3. Advancement to Candidacy
After completing course requirements students take the written Ph.D. candidacy examination. This examination is divided into three parts, reflecting three fields of concentration. These fields of concentration are selected by the student in consultation with the Ph.D. advisory committee. These fields should reflect the student's primary research interests in the field. Each examination covers one field of concentration and is weighted equally.
Successful completion of the above requirements, including passing all three Ph.D. examinations, will constitute advancement to candidacy.
4. Completion of the Ph.D. Dissertation Prospectus
Each student must prepare a dissertation prospectus describing their dissertation research.
Within one semester of successfully completing the written Ph.D. candidacy examinations, prior to beginning dissertation research, the student is required to defend her dissertation prospectus before their Ph.D. advisory committee and other members of the academic community.
The defense must be publicly posted at least two weeks in advance of its scheduled time.
5. Completion of the Ph.D. Dissertation
Ph.D. candidates are required to complete 18 credit hours of dissertation credit (ANTH 701).

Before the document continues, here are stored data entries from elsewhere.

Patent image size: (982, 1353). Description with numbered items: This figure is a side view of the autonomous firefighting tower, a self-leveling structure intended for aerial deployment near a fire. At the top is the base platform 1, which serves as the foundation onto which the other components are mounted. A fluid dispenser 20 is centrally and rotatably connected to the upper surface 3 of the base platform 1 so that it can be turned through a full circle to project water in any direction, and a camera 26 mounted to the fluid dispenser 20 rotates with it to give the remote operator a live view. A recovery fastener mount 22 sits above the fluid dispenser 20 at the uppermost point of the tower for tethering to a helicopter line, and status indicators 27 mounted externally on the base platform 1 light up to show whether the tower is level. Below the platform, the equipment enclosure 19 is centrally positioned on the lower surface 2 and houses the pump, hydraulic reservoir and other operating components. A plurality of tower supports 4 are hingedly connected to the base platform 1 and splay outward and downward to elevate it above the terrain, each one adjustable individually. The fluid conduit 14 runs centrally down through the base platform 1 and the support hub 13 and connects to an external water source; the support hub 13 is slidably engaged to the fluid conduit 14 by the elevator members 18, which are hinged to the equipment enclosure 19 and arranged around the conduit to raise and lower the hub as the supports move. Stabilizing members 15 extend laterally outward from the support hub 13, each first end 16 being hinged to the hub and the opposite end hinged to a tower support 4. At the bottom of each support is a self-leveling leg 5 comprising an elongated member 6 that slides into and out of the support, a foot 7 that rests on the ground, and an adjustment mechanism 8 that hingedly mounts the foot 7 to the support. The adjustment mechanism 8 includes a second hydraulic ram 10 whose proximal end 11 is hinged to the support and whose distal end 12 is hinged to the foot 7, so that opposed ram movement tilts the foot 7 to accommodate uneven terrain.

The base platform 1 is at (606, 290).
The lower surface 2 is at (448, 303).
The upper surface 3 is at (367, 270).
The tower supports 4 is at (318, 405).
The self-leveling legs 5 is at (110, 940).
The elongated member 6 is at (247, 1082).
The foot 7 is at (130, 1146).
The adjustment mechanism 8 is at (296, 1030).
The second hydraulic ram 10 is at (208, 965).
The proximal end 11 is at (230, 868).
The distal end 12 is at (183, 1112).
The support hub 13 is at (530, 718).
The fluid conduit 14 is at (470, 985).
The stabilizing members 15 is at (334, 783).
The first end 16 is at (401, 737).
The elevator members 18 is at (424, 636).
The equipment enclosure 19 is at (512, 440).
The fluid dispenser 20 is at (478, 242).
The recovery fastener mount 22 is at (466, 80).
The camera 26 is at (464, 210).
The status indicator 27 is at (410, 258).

Students should refer to the Graduate School regulations regarding enrollment in ANTH 701.
PhD students will work with their doctoral adviser and faculty committee to determine what foreign language, if any, is needed to successfully complete his or her Ph.D. prior to completing candidacy exams. If language competency is required, the language requirement can be met by either a demonstration of competency in a relevant written language or in an oral field language. The adviser, in consultation with the committee, will determine the level of competency needed and by what means language proficiency will be certified. Certification of competency must occur prior to the dissertation defense.
The student's dissertation represents original research of a theoretical and empirical nature. It must demonstrate a sound knowledge of problem formulation and research methodology and the ability to evaluate facts and relate them to the existing body of knowledge.
The dissertation must be composed in a language which meets the standards required for publication in scholarly journals. Regulations governing the form and time of submission should be obtained from the Office of Graduate Studies well in advance of the final completion of the dissertation.
The final dissertation draft will be evaluated by the student's dissertation committee. This committee generally has the same anthropology faculty members as did the advisory committee. In addition, it includes at least one faculty member from outside the Department of Anthropology.
When the dissertation has been judged, the student is required to defend it before the dissertation committee and other members of the academic community. Notice of the dissertation defense must be posted publicly at least two weeks prior to the defense. The defense must take place at least one month prior to the date on which the Ph.D. is to be conferred.